Güzel, akıllı ve normal biri olmak, görünürdekinin gerçeğini ortaya çıkarmaya yeter mi bilinmez ama MacKayla bu özelliklere sahip bir kadın olarak gerçekler için çaba sarf edecektir. Tek amacı, diğer tüm normal insanlar gibi mutlu ve sade bir hayatı varken kardeşinin öldürülmesi ile mantıklı bir açıklama getiremediği tuhaflıklara son vermekti. Anne ve babasına olan sadakatini çiğneyerek kardeşinin katilinin peşine düşen Mac, İrlanda'ya gider. Çıktığı yolculuk, onu hiçbir şeyin göründüğü gibi olmadığı, iyi ile kötünün aynı derecede tehlike yarattığı karanlık bir dünyaya sürükler. Kısa süre içerisinde ise daha da büyük bir meydan okumayla karşı karşıya kalır: Sahip olduğundan haberdar bile olmadığı gücünü insanlık âleminin ötesindeki, tehlikeli Fae âlemini görebilme yeteneği kullanmayı öğrenir ve istenilenden çok daha uzun bir süre hayatta kalmayı başarır. Her hareketi, geçmişi olmayan ve Mac'in hayal ettiği gelecekle alay eden bir erkek olan karanlık ve gizemli Jericho tarafından gölgelenir.
Sayfa Sayısı: 342
Orijinal Adı: Darkfever
Yayınevi: Epsilon
Kitabımız ana karakterimiz Mac'in ağzından anlatılıyor ve kitapta ne ararsanız var. Mac'in başlarda hiçbir şeye inanmaması kitabı bana göre daha okunur kılmış. Birde olanları sürekli sorgulaması, boyun eğmemesi -Barrons'a karşı bile asdfgafdg- bence daha gerçekçi olmuş.

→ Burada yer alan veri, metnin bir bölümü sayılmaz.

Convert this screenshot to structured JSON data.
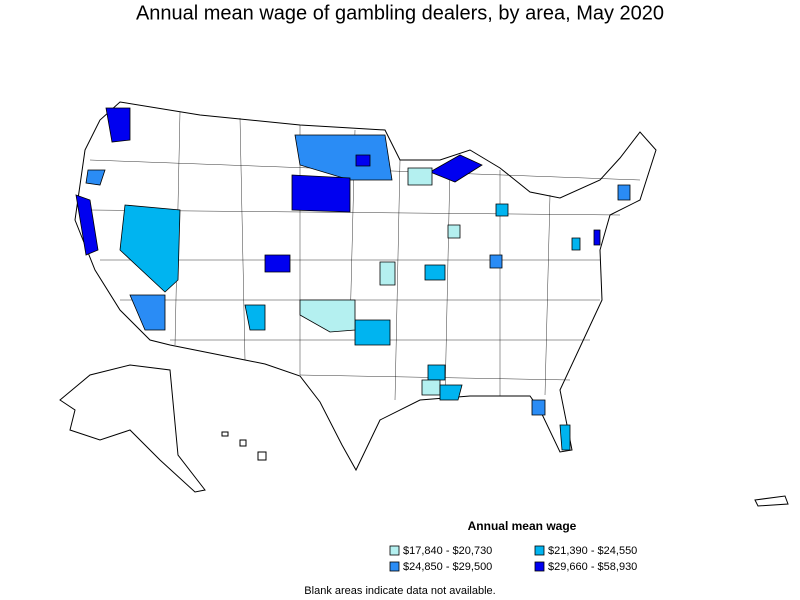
{
  "title": "Annual mean wage of gambling dealers, by area, May 2020",
  "legend": {
    "title": "Annual mean wage",
    "items": [
      {
        "label": "$17,840 - $20,730",
        "color": "#b4f0f0"
      },
      {
        "label": "$21,390 - $24,550",
        "color": "#00b4f0"
      },
      {
        "label": "$24,850 - $29,500",
        "color": "#2a8cf5"
      },
      {
        "label": "$29,660 - $58,930",
        "color": "#0000f0"
      }
    ]
  },
  "note": "Blank areas indicate data not available."
}
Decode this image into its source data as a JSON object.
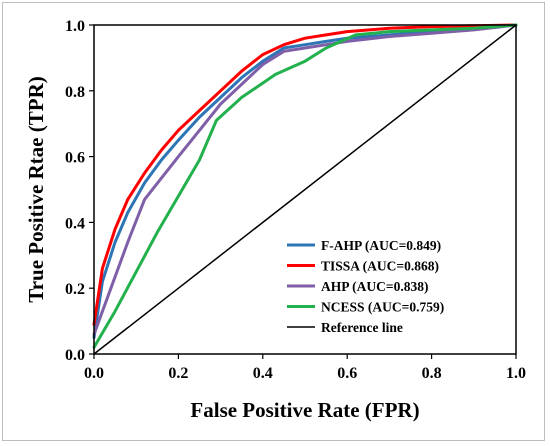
{
  "chart_data": {
    "type": "line",
    "xlabel": "False Positive Rate (FPR)",
    "ylabel": "True Positive Rtae (TPR)",
    "xlim": [
      0,
      1
    ],
    "ylim": [
      0,
      1
    ],
    "xticks": [
      "0.0",
      "0.2",
      "0.4",
      "0.6",
      "0.8",
      "1.0"
    ],
    "yticks": [
      "0.0",
      "0.2",
      "0.4",
      "0.6",
      "0.8",
      "1.0"
    ],
    "grid": false,
    "legend_position": "bottom-right",
    "series": [
      {
        "name": "F-AHP (AUC=0.849)",
        "color": "#2e75b6",
        "x": [
          0,
          0.02,
          0.05,
          0.08,
          0.12,
          0.16,
          0.2,
          0.25,
          0.3,
          0.35,
          0.4,
          0.45,
          0.5,
          0.55,
          0.6,
          0.7,
          0.8,
          0.9,
          1.0
        ],
        "y": [
          0.05,
          0.22,
          0.34,
          0.43,
          0.52,
          0.59,
          0.65,
          0.72,
          0.78,
          0.84,
          0.89,
          0.93,
          0.94,
          0.95,
          0.96,
          0.97,
          0.98,
          0.99,
          1.0
        ]
      },
      {
        "name": "TISSA (AUC=0.868)",
        "color": "#ff0000",
        "x": [
          0,
          0.02,
          0.05,
          0.08,
          0.12,
          0.16,
          0.2,
          0.25,
          0.3,
          0.35,
          0.4,
          0.45,
          0.5,
          0.55,
          0.6,
          0.7,
          0.8,
          0.9,
          1.0
        ],
        "y": [
          0.09,
          0.26,
          0.38,
          0.47,
          0.55,
          0.62,
          0.68,
          0.74,
          0.8,
          0.86,
          0.91,
          0.94,
          0.96,
          0.97,
          0.98,
          0.99,
          0.995,
          0.998,
          1.0
        ]
      },
      {
        "name": "AHP (AUC=0.838)",
        "color": "#7f5fa8",
        "x": [
          0,
          0.04,
          0.08,
          0.12,
          0.2,
          0.3,
          0.4,
          0.45,
          0.5,
          0.55,
          0.6,
          0.7,
          0.8,
          0.9,
          1.0
        ],
        "y": [
          0.06,
          0.2,
          0.34,
          0.47,
          0.6,
          0.76,
          0.88,
          0.92,
          0.93,
          0.94,
          0.95,
          0.965,
          0.975,
          0.985,
          1.0
        ]
      },
      {
        "name": "NCESS (AUC=0.759)",
        "color": "#22b14c",
        "x": [
          0,
          0.05,
          0.1,
          0.15,
          0.2,
          0.25,
          0.29,
          0.35,
          0.43,
          0.5,
          0.55,
          0.62,
          0.7,
          0.8,
          0.9,
          1.0
        ],
        "y": [
          0.02,
          0.13,
          0.25,
          0.37,
          0.48,
          0.59,
          0.71,
          0.78,
          0.85,
          0.89,
          0.93,
          0.97,
          0.98,
          0.985,
          0.99,
          1.0
        ]
      },
      {
        "name": "Reference line",
        "color": "#000000",
        "x": [
          0,
          1
        ],
        "y": [
          0,
          1
        ]
      }
    ]
  }
}
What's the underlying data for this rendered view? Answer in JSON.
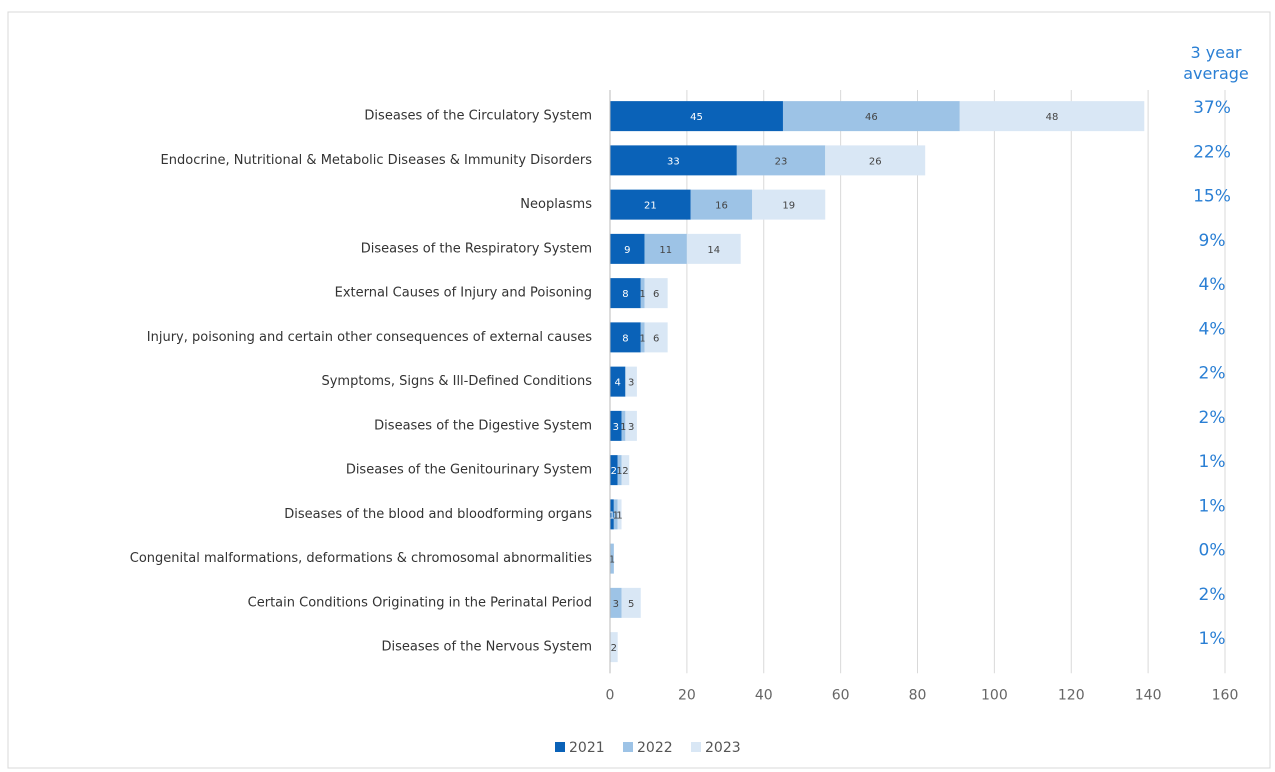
{
  "chart_data": {
    "type": "stacked_barh",
    "categories": [
      "Diseases of the Circulatory System",
      "Endocrine, Nutritional & Metabolic Diseases & Immunity Disorders",
      "Neoplasms",
      "Diseases of the Respiratory System",
      "External Causes of Injury and Poisoning",
      "Injury, poisoning and certain other consequences of external causes",
      "Symptoms, Signs & Ill-Defined Conditions",
      "Diseases of the Digestive System",
      "Diseases of the Genitourinary System",
      "Diseases of the blood and bloodforming organs",
      "Congenital malformations, deformations & chromosomal abnormalities",
      "Certain Conditions Originating in the Perinatal Period",
      "Diseases of the Nervous System"
    ],
    "series": [
      {
        "name": "2021",
        "color": "#0a62b8",
        "label_color": "#ffffff",
        "values": [
          45,
          33,
          21,
          9,
          8,
          8,
          4,
          3,
          2,
          1,
          null,
          null,
          null
        ]
      },
      {
        "name": "2022",
        "color": "#9dc3e6",
        "label_color": "#444444",
        "values": [
          46,
          23,
          16,
          11,
          1,
          1,
          null,
          1,
          1,
          1,
          1,
          3,
          null
        ]
      },
      {
        "name": "2023",
        "color": "#d9e7f5",
        "label_color": "#444444",
        "values": [
          48,
          26,
          19,
          14,
          6,
          6,
          3,
          3,
          2,
          1,
          null,
          5,
          2
        ]
      }
    ],
    "average_header": "3 year average",
    "average_labels": [
      "37%",
      "22%",
      "15%",
      "9%",
      "4%",
      "4%",
      "2%",
      "2%",
      "1%",
      "1%",
      "0%",
      "2%",
      "1%"
    ],
    "xlim": [
      0,
      160
    ],
    "xticks": [
      0,
      20,
      40,
      60,
      80,
      100,
      120,
      140,
      160
    ],
    "grid": true,
    "legend": "bottom"
  }
}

Mac, ablası Alina'nın öldürülmesi üzere Dublin'e gider ve onun katilini bulmak üzere iş başına geçer. Tabii bunu polisle halledebileceğini düşünmesi ama sonrasında öğrendiği gerçekler yüzünden Dublinde daha fazla durmak zorunda kalacak.
Mac kesinkle eğlenceli biri ve kitabı okurken durduk yere kahkaha atabilirsiniz. Barrons'un o soğuk nevale hali bile kızımızı korkutup uzaklaştırmaya yaramıyor. Hele sonundaki oje sahnesi kesinlikle favorim. :))
Hala Mac'in cevabını bulamadığı sorular var, tabii bizimde öğrenemediğimiz birçok şey. Diğer kitapları almamak için büyük bir irade testinden geçsem de her an bir diğer kitabı almış olarak çıkabilirim karşınıza.